Content is a follow-up to SMLXL, an inventory of seven years of OMA’s tireless labor. In many ways it is structured according to what its predecessor is not-dense, cheap, disposable… The relentless internal logic that propelled SMLXL is here counteracted by the incorporation of critical, external voices. Subjects are not arranged according to size, but by geographical proximity: the trajectory moves ever eastward, beginning in San Francisco, ending in Tokyo.

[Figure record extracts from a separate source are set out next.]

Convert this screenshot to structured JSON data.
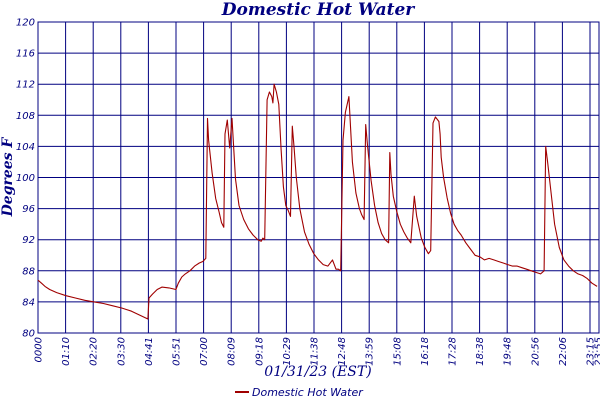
{
  "colors": {
    "title": "#000080",
    "axis_text": "#000080",
    "grid": "#000080",
    "series": "#a00000",
    "background": "#ffffff"
  },
  "chart_data": {
    "type": "line",
    "title": "Domestic Hot Water",
    "xlabel": "01/31/23 (EST)",
    "ylabel": "Degrees F",
    "ylim": [
      80,
      120
    ],
    "y_ticks": [
      80,
      84,
      88,
      92,
      96,
      100,
      104,
      108,
      112,
      116,
      120
    ],
    "x_tick_labels": [
      "0000",
      "01:10",
      "02:20",
      "03:30",
      "04:41",
      "05:51",
      "07:00",
      "08:09",
      "09:18",
      "10:29",
      "11:38",
      "12:48",
      "13:59",
      "15:08",
      "16:18",
      "17:28",
      "18:38",
      "19:48",
      "20:56",
      "22:06",
      "23:15",
      "23:55"
    ],
    "grid": true,
    "legend_position": "bottom-center",
    "series": [
      {
        "name": "Domestic Hot Water",
        "x_hours": [
          0,
          0.15,
          0.3,
          0.5,
          0.8,
          1.2,
          1.6,
          2.0,
          2.4,
          2.8,
          3.2,
          3.6,
          4.0,
          4.35,
          4.7,
          4.75,
          4.9,
          5.1,
          5.3,
          5.6,
          5.9,
          6.0,
          6.15,
          6.3,
          6.5,
          6.7,
          6.9,
          7.05,
          7.18,
          7.25,
          7.3,
          7.45,
          7.6,
          7.75,
          7.85,
          7.95,
          8.0,
          8.1,
          8.2,
          8.3,
          8.45,
          8.6,
          8.8,
          9.0,
          9.2,
          9.4,
          9.55,
          9.62,
          9.7,
          9.8,
          9.9,
          10.0,
          10.05,
          10.1,
          10.2,
          10.3,
          10.4,
          10.5,
          10.6,
          10.7,
          10.8,
          10.88,
          10.95,
          11.05,
          11.2,
          11.4,
          11.6,
          11.8,
          12.0,
          12.2,
          12.4,
          12.6,
          12.75,
          12.85,
          12.95,
          13.05,
          13.15,
          13.3,
          13.45,
          13.6,
          13.75,
          13.85,
          13.95,
          14.02,
          14.1,
          14.25,
          14.4,
          14.55,
          14.7,
          14.85,
          15.0,
          15.05,
          15.1,
          15.2,
          15.35,
          15.5,
          15.65,
          15.8,
          15.95,
          16.1,
          16.2,
          16.3,
          16.4,
          16.55,
          16.7,
          16.8,
          16.9,
          17.0,
          17.15,
          17.2,
          17.25,
          17.35,
          17.5,
          17.65,
          17.8,
          17.95,
          18.1,
          18.3,
          18.5,
          18.7,
          18.9,
          19.1,
          19.3,
          19.5,
          19.7,
          19.9,
          20.1,
          20.3,
          20.5,
          20.7,
          20.9,
          21.1,
          21.3,
          21.5,
          21.65,
          21.72,
          21.8,
          21.95,
          22.1,
          22.3,
          22.5,
          22.7,
          22.9,
          23.1,
          23.3,
          23.5,
          23.7,
          23.92
        ],
        "values": [
          86.8,
          86.4,
          86.0,
          85.6,
          85.2,
          84.8,
          84.5,
          84.2,
          84.0,
          83.8,
          83.5,
          83.2,
          82.8,
          82.3,
          81.8,
          84.5,
          85.0,
          85.6,
          85.9,
          85.8,
          85.6,
          86.4,
          87.2,
          87.6,
          88.0,
          88.6,
          89.0,
          89.2,
          89.6,
          107.6,
          104.8,
          100.6,
          97.3,
          95.5,
          94.2,
          93.6,
          105.6,
          107.4,
          103.8,
          107.6,
          99.8,
          96.4,
          94.6,
          93.4,
          92.6,
          92.0,
          91.8,
          92.2,
          92.0,
          110.0,
          111.0,
          110.4,
          109.6,
          112.0,
          111.0,
          109.4,
          103.6,
          98.8,
          96.4,
          95.8,
          95.0,
          106.6,
          104.0,
          100.0,
          96.0,
          93.0,
          91.4,
          90.2,
          89.4,
          88.8,
          88.6,
          89.4,
          88.2,
          88.2,
          88.0,
          104.8,
          108.4,
          110.4,
          102.0,
          98.0,
          96.0,
          95.2,
          94.6,
          106.8,
          104.0,
          99.6,
          96.4,
          94.2,
          92.8,
          92.0,
          91.6,
          103.2,
          100.4,
          97.6,
          95.6,
          94.0,
          93.0,
          92.2,
          91.6,
          97.6,
          95.0,
          93.6,
          92.2,
          91.0,
          90.2,
          90.6,
          107.0,
          107.8,
          107.2,
          105.6,
          102.6,
          100.0,
          97.4,
          95.4,
          94.0,
          93.2,
          92.6,
          91.6,
          90.8,
          90.0,
          89.8,
          89.4,
          89.6,
          89.4,
          89.2,
          89.0,
          88.8,
          88.6,
          88.6,
          88.4,
          88.2,
          88.0,
          87.8,
          87.6,
          88.0,
          104.0,
          102.0,
          98.0,
          94.0,
          91.0,
          89.4,
          88.6,
          88.0,
          87.6,
          87.4,
          87.0,
          86.4,
          86.0
        ]
      }
    ]
  }
}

Content is dominated by a single theme — “Go East” — at once a response to 9-11’s mounting wreckage and an acknowledgment of the eastward momentum that has, through AMO’s political involvement with the EU and an increasing density of Chinese projects, redirected the office’s energy. It is an attempt to illustrate the architect’s ambiguous relations with the forces of globalization, an account of seven years spent scouring the earth – not as a business traveler or backpacker, but as a vagabond – roving, searching for an opportunity to realize the visions that make remaining at home torturous. Content is, beyond all, a tribute to what are perhaps OMA-AMO’s greatest virtues – its dogged, almost existential pursuit of discomfort, its comitment to engaging the world by inviting itself to places where it has no authority, places where it doesn’t “belong”.